Referendum ja oder nein? Regierung will die direkte Demokratie stärken
Seit über 20 Jahren gibt es in Tschechien Pläne, ein republikweites Referendum einzuführen. Nun hat die amtierende Mitte-Links-Regierung unter Premier Bohuslav Sobotka (Sozialdemokraten) einen erneuten Anlauf zur Stärkung der direkten Demokratie genommen. Der Vorschlag braucht allerdings auch die Unterstützung der Opposition, die der Sache ablehnend gegenübersteht.

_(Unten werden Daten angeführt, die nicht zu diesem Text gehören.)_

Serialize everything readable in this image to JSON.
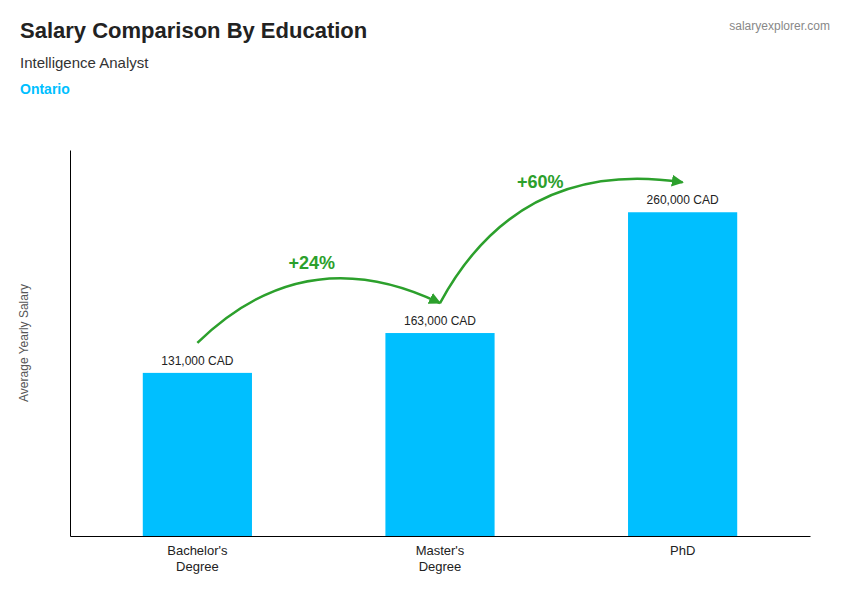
{
  "chart_data": {
    "type": "bar",
    "title": "Salary Comparison By Education",
    "subtitle": "Intelligence Analyst",
    "location": "Ontario",
    "watermark": "salaryexplorer.com",
    "ylabel": "Average Yearly Salary",
    "categories": [
      "Bachelor's\nDegree",
      "Master's\nDegree",
      "PhD"
    ],
    "values": [
      131000,
      163000,
      260000
    ],
    "value_labels": [
      "131,000 CAD",
      "163,000 CAD",
      "260,000 CAD"
    ],
    "data_labels": true,
    "color": "#00BFFF",
    "annotations": [
      "+24%",
      "+60%"
    ],
    "ylim": [
      0,
      310000
    ],
    "tick_labels": "x"
  }
}
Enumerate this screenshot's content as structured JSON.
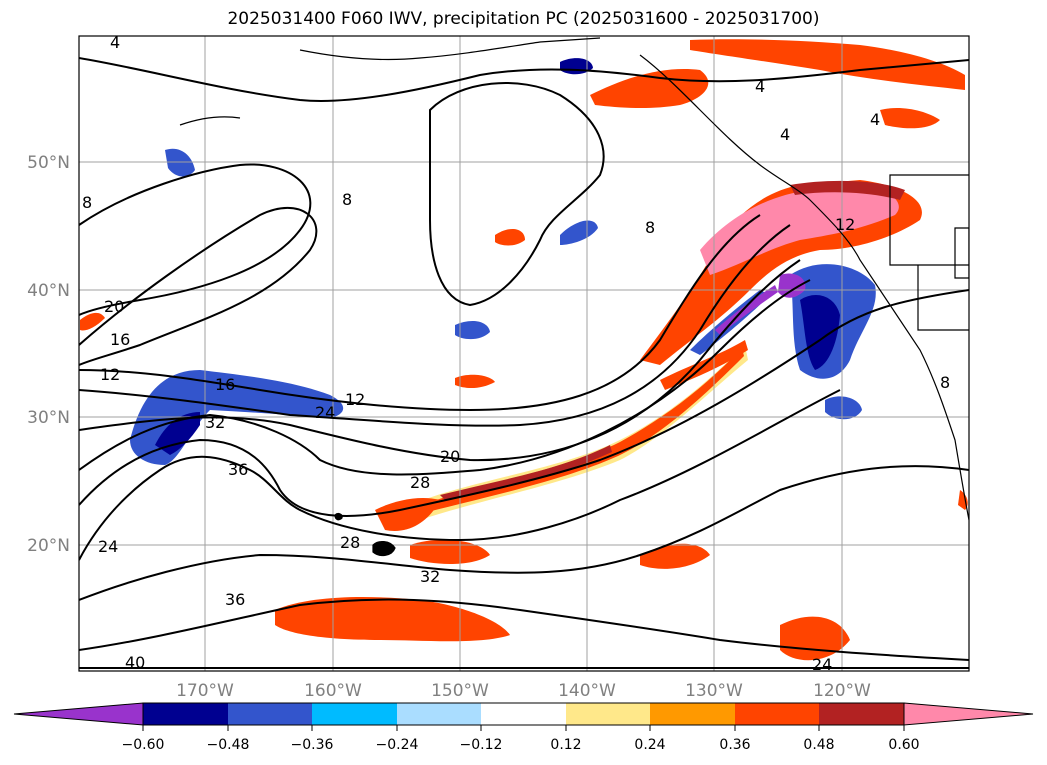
{
  "title": "2025031400 F060 IWV, precipitation PC (2025031600 - 2025031700)",
  "lat_labels": [
    "50°N",
    "40°N",
    "30°N",
    "20°N"
  ],
  "lon_labels": [
    "170°W",
    "160°W",
    "150°W",
    "140°W",
    "130°W",
    "120°W"
  ],
  "contour_labels": [
    "4",
    "4",
    "4",
    "4",
    "8",
    "8",
    "8",
    "8",
    "12",
    "12",
    "12",
    "16",
    "16",
    "20",
    "20",
    "24",
    "24",
    "24",
    "28",
    "28",
    "32",
    "32",
    "36",
    "36",
    "40"
  ],
  "colorbar": {
    "tick_labels": [
      "−0.60",
      "−0.48",
      "−0.36",
      "−0.24",
      "−0.12",
      "0.12",
      "0.24",
      "0.36",
      "0.48",
      "0.60"
    ],
    "colors": [
      "#9933cc",
      "#000090",
      "#3355cc",
      "#00bbff",
      "#aaddff",
      "#ffffff",
      "#ffe88a",
      "#ff9900",
      "#ff4400",
      "#b22222",
      "#ff88aa"
    ]
  },
  "colors": {
    "land_coast": "#000000",
    "grid": "#a0a0a0",
    "contour": "#000000"
  }
}
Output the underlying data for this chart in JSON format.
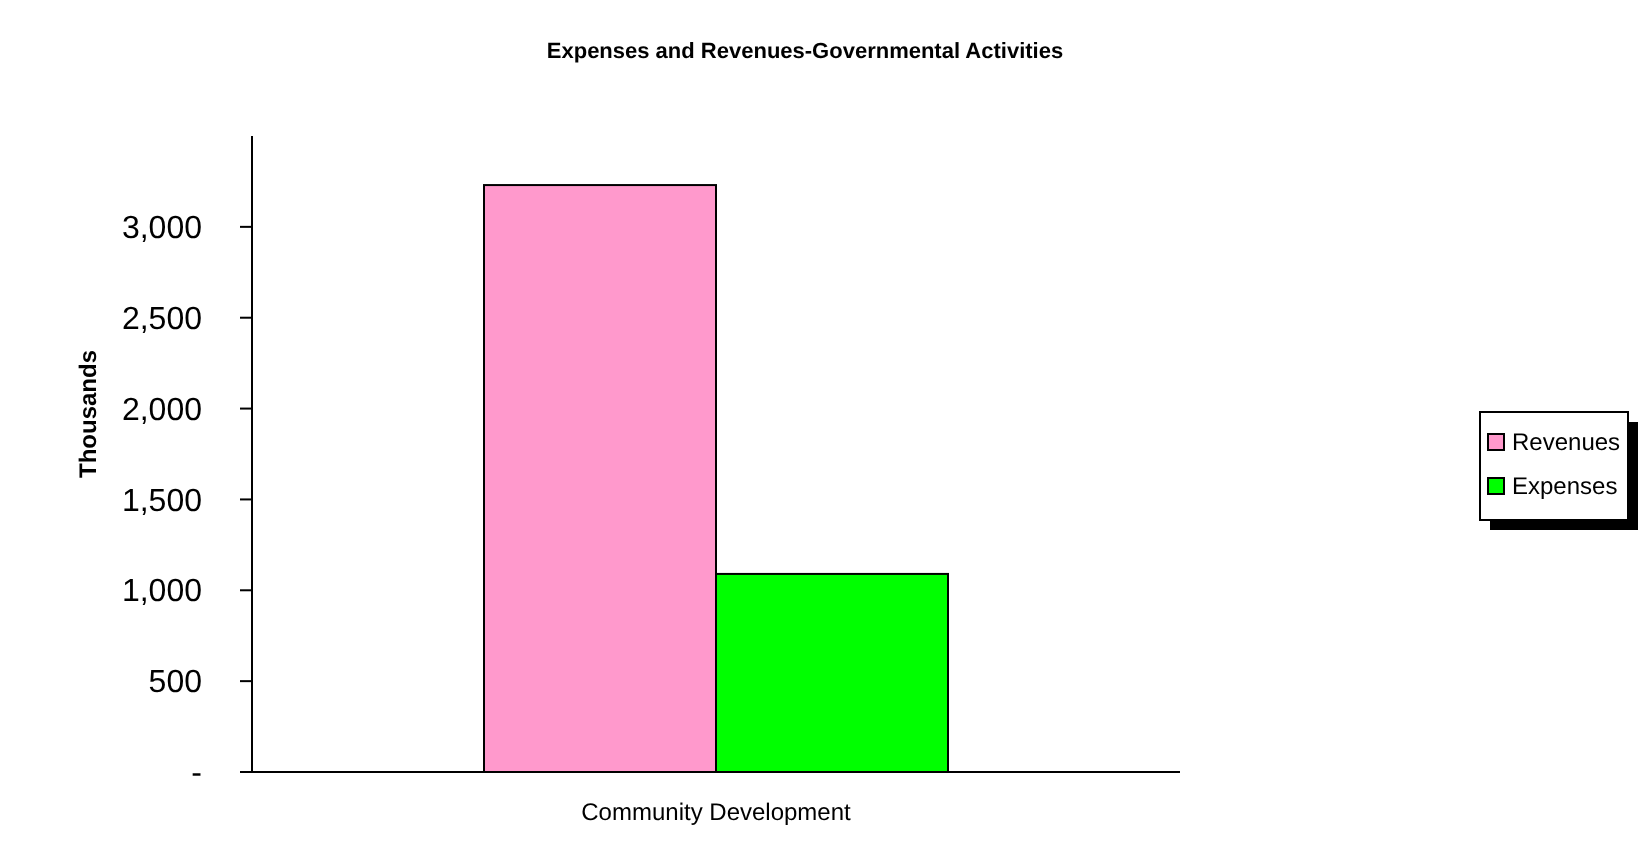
{
  "chart_data": {
    "type": "bar",
    "title": "Expenses and Revenues-Governmental Activities",
    "ylabel": "Thousands",
    "categories": [
      "Community Development"
    ],
    "series": [
      {
        "name": "Revenues",
        "color": "#ff99cc",
        "values": [
          3230
        ]
      },
      {
        "name": "Expenses",
        "color": "#00ff00",
        "values": [
          1090
        ]
      }
    ],
    "ylim": [
      0,
      3500
    ],
    "yticks": [
      {
        "value": 0,
        "label": "-"
      },
      {
        "value": 500,
        "label": "500"
      },
      {
        "value": 1000,
        "label": "1,000"
      },
      {
        "value": 1500,
        "label": "1,500"
      },
      {
        "value": 2000,
        "label": "2,000"
      },
      {
        "value": 2500,
        "label": "2,500"
      },
      {
        "value": 3000,
        "label": "3,000"
      }
    ],
    "grid": false,
    "legend": "right"
  }
}
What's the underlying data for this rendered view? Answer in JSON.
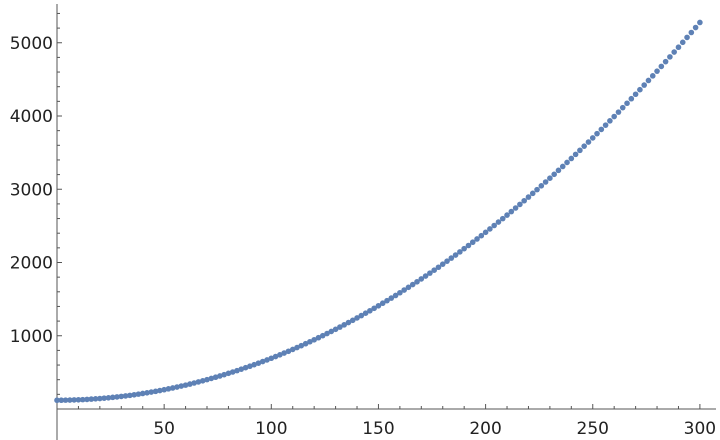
{
  "chart_data": {
    "type": "scatter",
    "title": "",
    "xlabel": "",
    "ylabel": "",
    "xlim": [
      0,
      305
    ],
    "ylim": [
      0,
      5450
    ],
    "grid": false,
    "color": "#5E81B5",
    "x_ticks": [
      50,
      100,
      150,
      200,
      250,
      300
    ],
    "x_tick_labels": [
      "50",
      "100",
      "150",
      "200",
      "250",
      "300"
    ],
    "y_ticks": [
      1000,
      2000,
      3000,
      4000,
      5000
    ],
    "y_tick_labels": [
      "1000",
      "2000",
      "3000",
      "4000",
      "5000"
    ],
    "x_start": 0,
    "x_step": 2,
    "y": [
      120,
      120,
      121,
      122,
      124,
      126,
      128,
      131,
      135,
      139,
      143,
      148,
      153,
      159,
      165,
      172,
      179,
      186,
      194,
      203,
      212,
      221,
      231,
      241,
      252,
      263,
      275,
      287,
      300,
      313,
      326,
      340,
      355,
      370,
      385,
      401,
      417,
      434,
      451,
      469,
      487,
      505,
      524,
      544,
      564,
      584,
      605,
      626,
      648,
      670,
      693,
      716,
      740,
      764,
      788,
      813,
      839,
      865,
      891,
      918,
      945,
      973,
      1001,
      1030,
      1059,
      1088,
      1118,
      1149,
      1180,
      1211,
      1243,
      1275,
      1308,
      1341,
      1375,
      1409,
      1444,
      1479,
      1514,
      1550,
      1587,
      1624,
      1661,
      1699,
      1737,
      1776,
      1815,
      1855,
      1895,
      1935,
      1977,
      2018,
      2060,
      2102,
      2145,
      2189,
      2232,
      2277,
      2321,
      2366,
      2412,
      2458,
      2505,
      2552,
      2599,
      2647,
      2695,
      2744,
      2793,
      2843,
      2893,
      2944,
      2995,
      3047,
      3099,
      3151,
      3204,
      3258,
      3311,
      3366,
      3420,
      3476,
      3531,
      3588,
      3644,
      3701,
      3759,
      3817,
      3875,
      3934,
      3993,
      4053,
      4114,
      4174,
      4236,
      4297,
      4359,
      4422,
      4485,
      4548,
      4612,
      4677,
      4742,
      4807,
      4873,
      4939,
      5006,
      5073,
      5140,
      5208,
      5277
    ]
  }
}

„Ich denke, es ist notwendig, diese Regelung einzuführen. Es ist ein notwendiger Bestandteil der Demokratie, und die Bedingungen erscheinen mir vernünftig“,
so äußerte sich Justizminister Robert Pelikán (Ano-Partei) am Montag nach der Kabinettssitzung vor Journalisten. Um ein Referendum zu erwirken, müsste nach dem Gesetzentwurf zunächst eine Petition mit 250.000 Unterschriften zustande kommen. Damit aus dem Vorschlag wiederum ein rechtskräftiges Gesetz wird, ist eine Wahlbeteiligung von mindestens 25 Prozent erforderlich. Gerungen wurde im Vorfeld über die möglichen Themenfelder. Die Einführung des Euro zum Beispiel kann in einem derartigen Referendum nicht behandelt werden. Vorgelegt hat den neuen Gesetzentwurf der Minister für Menschenrechte, Jiří Dienstbier:
„Das Referendum darf sich in der nun vorgebrachten Form nicht auf die Mitgliedschaften der Tschechischen Republik in übernationalen Organisationen beziehen. Alle Dinge, die im Artikel 10a der Verfassung unserer Republik festgelegt sind, sind ausgeschlossen. Dieses Referendum darf also keine internationalen Verträge verletzen.“Neben den internationalen Verpflichtungen sind auch die Grundrechte, der Staatshaushalt und Steuerangelegenheiten tabu. Als mögliche Beispiele für ein Referendum nannte Dienstbier die Hochschulpolitik oder aber das Tempolimit auf Autobahnen. Die konservativen Oppositionsparteien erachten es hingegen für populistisch, derlei Angelegenheiten dem Volk zu überlassen. Tschechien brauche kein weiteres Instrument der direkten Demokratie, sagte etwa der stellvertretende Vorsitzende der Bürgerdemokraten, Martin Novotný, im Tschechischen Fernsehen:
„Wir sind zufrieden mit der bestehenden Regelung in der tschechischen Verfassung und halten die derzeitige Handhabe, dass ein spezielles Referendum vom Abgeordnetenhaus gebilligt werden muss, für völlig ausreichend. Eine Ausweitung dieser Elemente der direkten Demokratie ist unserer Ansicht nach weder derzeit noch prinzipiell notwendig.“Die bisher mögliche Form einer Volksabstimmung, die vom Abgeordnetenhaus gebilligt wird, kam bisher erst einmal zur Anwendung: 2003 stimmten die Tschechen für den EU-Beitritt. Der neue Vorschlag, der die direkte Demokratie hierzulande tiefer verankern soll, wird auch von der tschechischen Ombudsfrau Anna Šabatová unterstützt. Sie hat lediglich einen Kritikpunkt am anzubringen:
„Wir sind der Meinung, dass es sehr schwer sein wird, die Unterschriften zu sammeln. Dafür braucht man sich nur die Unterschriftensammlung während der Präsidentschaftswahlen ansehen, für die einige Kandidaten nicht die notwendigen 50.000 Stimmen zusammenbringen konnten. Ich befürchte, die Zahl von 250.000 wird dazu führen, dass es niemandem gelingen wird, ein Referendum auszurufen.“
Laut Šabatová sollte daher eine Petition mit 100.000 Unterschriften ausreichen. Damit der jetzige Entwurf zum Referendumsgesetz überhaupt Realität werden kann, ist das Kabinett in beiden Parlamentskammern auf Stimmen aus der Opposition angewiesen. Im Abgeordnetenhaus ist eine Drei-Fünftel-Mehrheit vonnöten. Außerhalb der Regierung haben bislang die Kommunisten und die Mitglieder der zerbrochenen Úsvít-Fraktion ihre Zustimmung signalisiert.